A wide-span LGS building uses a portal frame: two columns at the sides and a single rafter spanning the full width. This removes all internal structure from the floor plan. The insulated wall and roof panels are the same sandwich system used in portacabins, but the structural logic is completely different. You would not use a standard portacabin frame for a 200-person dining hall for the same reason you would not use it for a warehouse. Different function, different structure.
For a permanent or semi-permanent installation, a reinforced concrete pad or strip foundation is the standard approach. The portal frame columns bolt directly to cast-in anchor bolts. We provide the anchor bolt layout drawing as part of the structural package, so your civil team knows exactly what to prepare before the frame arrives.
For temporary camp buildings where relocation is planned, a steel grillage base or compacted aggregate with steel soleplate is possible, but the span, load, and site conditions need to be reviewed before we can confirm this. Do not assume a temporary foundation works for a building over a certain size without checking with us first. The consequence of getting it wrong is a building that moves under wind load or settles unevenly.
For a typical dining hall of 200-300 m², the on-site installation time is 15 to 30 working days from foundation-ready to handover. This assumes the civil foundation is complete and the site has clear crane access.
The breakdown is roughly:
- Portal frame erection: 3-5 days depending on span and bay count
- Roof and wall panel installation: 5-10 days
- Doors, windows, and trim: 3-5 days
- MEP first fix and fit-out: 5-10 days
Factory lead time runs in parallel. Structural steelwork is fabricated in 7-15 days from our Riyadh factory after drawings are confirmed. The total time from brief to handover is typically 4 to 6 weeks for a standard dining hall or open-plan office. Tell us your NTP date and we will give you a milestone schedule before you commit.
Yes. The portal frame end walls and side walls can be infilled with aluminium-framed curtain glazing, strip windows, or a mix of opaque panels and glazed sections depending on the brief. This is most commonly specified for project management office buildings and client-facing reception buildings where appearance matters.

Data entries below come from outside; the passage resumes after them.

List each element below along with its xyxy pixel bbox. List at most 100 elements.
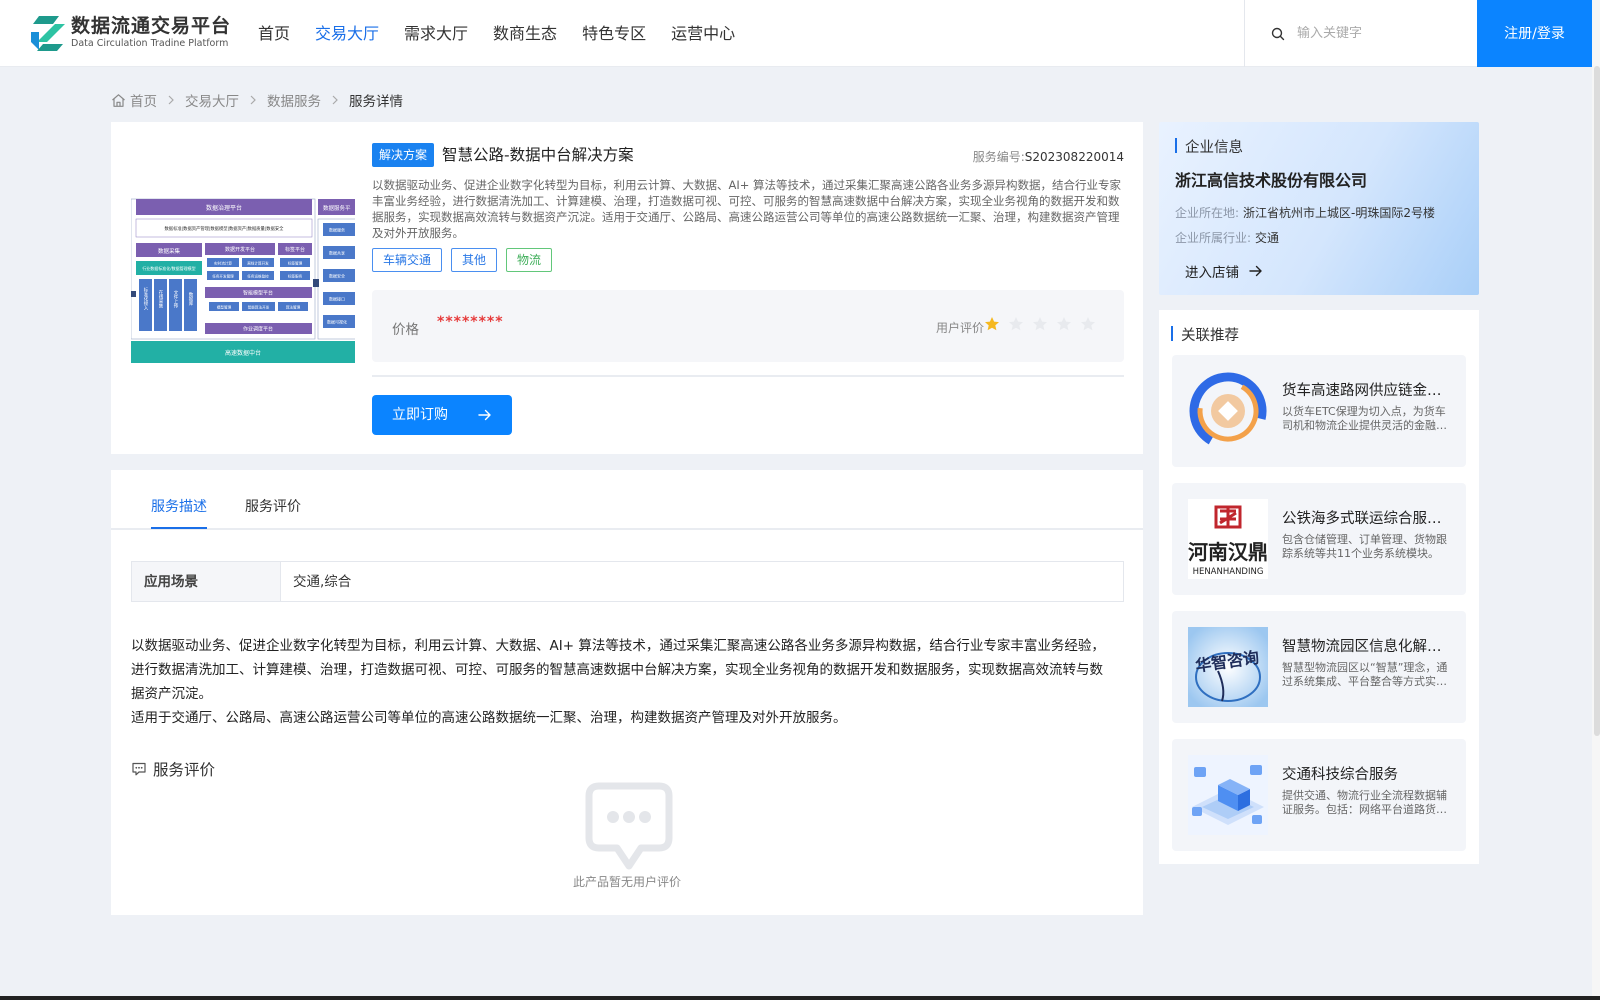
review-title-text: 服务评价 — [153, 761, 216, 779]
breadcrumb-home[interactable]: 首页 — [130, 90, 157, 110]
diagram-dev-item: 任务运维监控 — [247, 274, 269, 279]
nav-trading-hall[interactable]: 交易大厅 — [315, 0, 379, 67]
star-empty-icon — [1009, 317, 1023, 331]
diagram-service-item: 数据共享 — [329, 250, 345, 256]
rating-stars — [984, 316, 1104, 332]
diagram-service-item: 数据接口 — [329, 296, 345, 302]
star-empty-icon — [1033, 317, 1047, 331]
diagram-model-item: 算法管理 — [286, 305, 301, 310]
company-location-label: 企业所在地: — [1175, 206, 1240, 220]
product-description: 以数据驱动业务、促进企业数字化转型为目标，利用云计算、大数据、AI+ 算法等技术… — [372, 178, 1122, 240]
company-industry-label: 企业所属行业: — [1175, 231, 1252, 245]
tab-service-review[interactable]: 服务评价 — [245, 496, 301, 516]
diagram-collect: 数据采集 — [158, 247, 181, 255]
product-title: 智慧公路-数据中台解决方案 — [442, 146, 634, 164]
home-icon — [112, 93, 125, 107]
recommend-desc: 提供交通、物流行业全流程数据辅证服务。包括：网络平台道路货运信息化服务。 — [1282, 789, 1447, 816]
top-header: 数据流通交易平台 Data Circulation Tradine Platfo… — [0, 0, 1600, 67]
diagram-model: 智能模型平台 — [243, 290, 273, 297]
tag-list: 车辆交通 其他 物流 — [372, 248, 561, 272]
nav-operation-center[interactable]: 运营中心 — [671, 0, 735, 67]
chevron-right-icon — [168, 95, 174, 105]
company-location-value: 浙江省杭州市上城区-明珠国际2号楼 — [1243, 206, 1436, 220]
thumb-logo-text: 河南汉鼎 — [1188, 540, 1268, 564]
login-register-button[interactable]: 注册/登录 — [1477, 0, 1592, 67]
scene-table: 应用场景 交通,综合 — [131, 561, 1124, 602]
diagram-collect-col: 在线采集 — [158, 289, 163, 310]
diagram-platform: 数据治理平台 — [206, 204, 242, 212]
price-value: ******** — [437, 314, 504, 330]
ring-logo-icon — [1188, 371, 1268, 451]
price-panel: 价格 ******** 用户评价 — [372, 290, 1124, 362]
recommend-section-title: 关联推荐 — [1171, 324, 1239, 345]
star-empty-icon — [1081, 317, 1095, 331]
empty-review-text: 此产品暂无用户评价 — [572, 875, 681, 889]
recommend-desc: 以货车ETC保理为切入点，为货车司机和物流企业提供灵活的金融服务。 — [1282, 405, 1447, 432]
service-code-value: S202308220014 — [1024, 150, 1124, 164]
recommend-desc: 包含仓储管理、订单管理、货物跟踪系统等共11个业务系统模块。 — [1282, 533, 1447, 560]
company-industry-value: 交通 — [1255, 231, 1280, 245]
search-icon[interactable] — [1271, 27, 1285, 41]
logo-subtitle: Data Circulation Tradine Platform — [71, 38, 229, 49]
diagram-collect-col: 文件上传 — [173, 289, 178, 310]
service-code-label: 服务编号: — [972, 150, 1025, 164]
diagram-dev-item: 实时流计算 — [214, 261, 232, 266]
brand-logo-icon: 华智咨询 — [1188, 627, 1268, 707]
tab-service-description[interactable]: 服务描述 — [151, 496, 207, 516]
logo-title: 数据流通交易平台 — [71, 15, 232, 37]
recommend-item[interactable]: 华智咨询 智慧物流园区信息化解决方案 智慧型物流园区以“智慧”理念，通过系统集成… — [1172, 611, 1466, 723]
diagram-ops: 作业调度平台 — [243, 326, 273, 333]
nav-ecosystem[interactable]: 数商生态 — [493, 0, 557, 67]
breadcrumb: 首页 交易大厅 数据服务 服务详情 — [111, 90, 403, 110]
recommend-title: 交通科技综合服务 — [1282, 767, 1398, 783]
nav-demand-hall[interactable]: 需求大厅 — [404, 0, 468, 67]
diagram-service-item: 数据安全 — [329, 273, 345, 279]
review-section-title: 服务评价 — [131, 758, 215, 780]
recommend-desc: 智慧型物流园区以“智慧”理念，通过系统集成、平台整合等方式实现。 — [1282, 661, 1448, 688]
diagram-standards: 数据标准|数据资产管理|数据模型|数据资产|数据质量|数据安全 — [165, 225, 285, 232]
breadcrumb-current: 服务详情 — [349, 94, 403, 110]
order-now-button[interactable]: 立即订购 — [372, 395, 512, 435]
star-empty-icon — [1057, 317, 1071, 331]
tag-vehicle-traffic[interactable]: 车辆交通 — [372, 248, 443, 272]
diagram-dev-item: 任务开发管理 — [212, 274, 234, 279]
enter-shop-link[interactable]: 进入店铺 — [1185, 261, 1263, 281]
company-logo-icon: 河南汉鼎 HENANHANDING — [1188, 499, 1268, 579]
scene-value: 交通,综合 — [293, 574, 352, 590]
detail-paragraph: 适用于交通厅、公路局、高速公路运营公司等单位的高速公路数据统一汇聚、治理，构建数… — [131, 710, 847, 726]
breadcrumb-trading-hall[interactable]: 交易大厅 — [185, 90, 239, 110]
search-input[interactable] — [1297, 26, 1467, 41]
star-filled-icon — [985, 317, 999, 331]
service-code: 服务编号:S202308220014 — [973, 148, 1124, 165]
nav-special-zone[interactable]: 特色专区 — [582, 0, 646, 67]
diagram-collect-col: 标准化接入 — [143, 287, 148, 311]
empty-comment-icon — [585, 782, 673, 870]
tag-other[interactable]: 其他 — [451, 248, 498, 272]
tag-logistics[interactable]: 物流 — [506, 248, 553, 272]
recommend-item[interactable]: 货车高速路网供应链金融服务 以货车ETC保理为切入点，为货车司机和物流企业提供灵… — [1172, 355, 1466, 467]
diagram-collect-sub: 行业数据标准化/数据管理模型 — [142, 265, 195, 271]
diagram-label-item: 标签服务 — [288, 274, 303, 279]
recommend-item[interactable]: 交通科技综合服务 提供交通、物流行业全流程数据辅证服务。包括：网络平台道路货运信… — [1172, 739, 1466, 851]
breadcrumb-data-service[interactable]: 数据服务 — [267, 90, 321, 110]
product-diagram-image[interactable]: 数据治理平台 数据标准|数据资产管理|数据模型|数据资产|数据质量|数据安全 数… — [131, 195, 355, 363]
nav-home[interactable]: 首页 — [258, 0, 290, 67]
recommend-title: 智慧物流园区信息化解决方案 — [1282, 639, 1447, 655]
diagram-model-item: 智能算法开发 — [248, 305, 270, 310]
diagram-service-item: 数据可视化 — [327, 319, 347, 325]
diagram-dev: 数据开发平台 — [225, 246, 255, 253]
detail-paragraph: 以数据驱动业务、促进企业数字化转型为目标，利用云计算、大数据、AI+ 算法等技术… — [131, 638, 1105, 702]
rating-label: 用户评价 — [936, 321, 985, 335]
enter-shop-label: 进入店铺 — [1185, 265, 1239, 281]
active-tab-indicator — [151, 527, 207, 529]
detail-tabs: 服务描述 服务评价 — [111, 470, 1143, 530]
company-location: 企业所在地: 浙江省杭州市上城区-明珠国际2号楼 — [1175, 204, 1435, 221]
search-box — [1244, 0, 1477, 67]
site-logo[interactable]: 数据流通交易平台 Data Circulation Tradine Platfo… — [29, 14, 231, 52]
diagram-dev-item: 离线计算开发 — [247, 261, 269, 266]
logo-icon — [31, 16, 65, 51]
scrollbar-thumb[interactable] — [1594, 66, 1600, 736]
company-name[interactable]: 浙江高信技术股份有限公司 — [1175, 167, 1367, 191]
recommend-item[interactable]: 河南汉鼎 HENANHANDING 公铁海多式联运综合服务平台 包含仓储管理、订… — [1172, 483, 1466, 595]
bottom-edge — [0, 996, 1600, 1000]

For dining halls on construction camps, full glazing on the south or west elevation is generally not recommended. The solar gain in a Saudi summer will push AC load significantly higher and create comfort issues even with double-glazed units. North-facing and east-facing glazed elevations are more practical. We flag these points at the drawing stage, not after the building is finished.
This is a legitimate concern. A 12 m wide, 30 m long dining hall has roughly 360 m² of exposed roof. That is a significant heat surface in a Saudi summer. The approach we use is the same principle as in our portacabin range, applied at a larger scale:
- 50 mm rockwool or glass-wool sandwich panel as the base roof spec
- Heat-reflective coating on the outer steel skin, reducing surface temperature by 15-20°C compared to uncoated steel
- Designed roof slope and drainage so ponding water on a flat large roof does not accelerate heat transfer into the ceiling
- AC sizing input based on floor area and occupancy count, which the MEP contractor uses to size the units correctly
The difference from a portacabin is scale, not approach. All of these decisions are made at drawing stage, not retrofitted after handover.
Technically yes. The portal frame is bolted, not welded, and the sandwich panels are removable. But a wide-span building is significantly more labour-intensive to relocate than a standard portacabin. The frame sections are heavier and longer, the roof rafter requires a crane to lift and lower safely, and the foundation connection needs to be cut out cleanly.
If relocation is a planned requirement, we need to know before we design the building. The base plate detail, anchor bolt pattern, and MEP disconnection points are all designed differently for a building that will move versus one that will not. Trying to relocate a wide-span building that was not designed for it usually results in damage to the rafter and panel joints that makes re-erection impractical.
Realistic relocation cost for a 300 m² dining hall: roughly 40-60% of the original installation cost, not including transport. Worth planning for upfront if the project programme requires it.
Saudind handles the complete design and build under a single contract. Structural drawings, fabrication, delivery, and on-site installation are all included. You do not need to appoint a separate structural engineer for the building itself.
What we provide in the drawing package:
- Floor plan and elevation drawings
- Portal frame structural layout with member sizes
- Foundation anchor bolt layout for your civil team
- MEP route drawing: AC sleeve positions, electrical conduit, drainage interfaces
If your project requires a third-party structural review or a stamped drawing for permit submission, let us know at enquiry stage. We can accommodate this. It affects the drawing timeline, not the construction approach.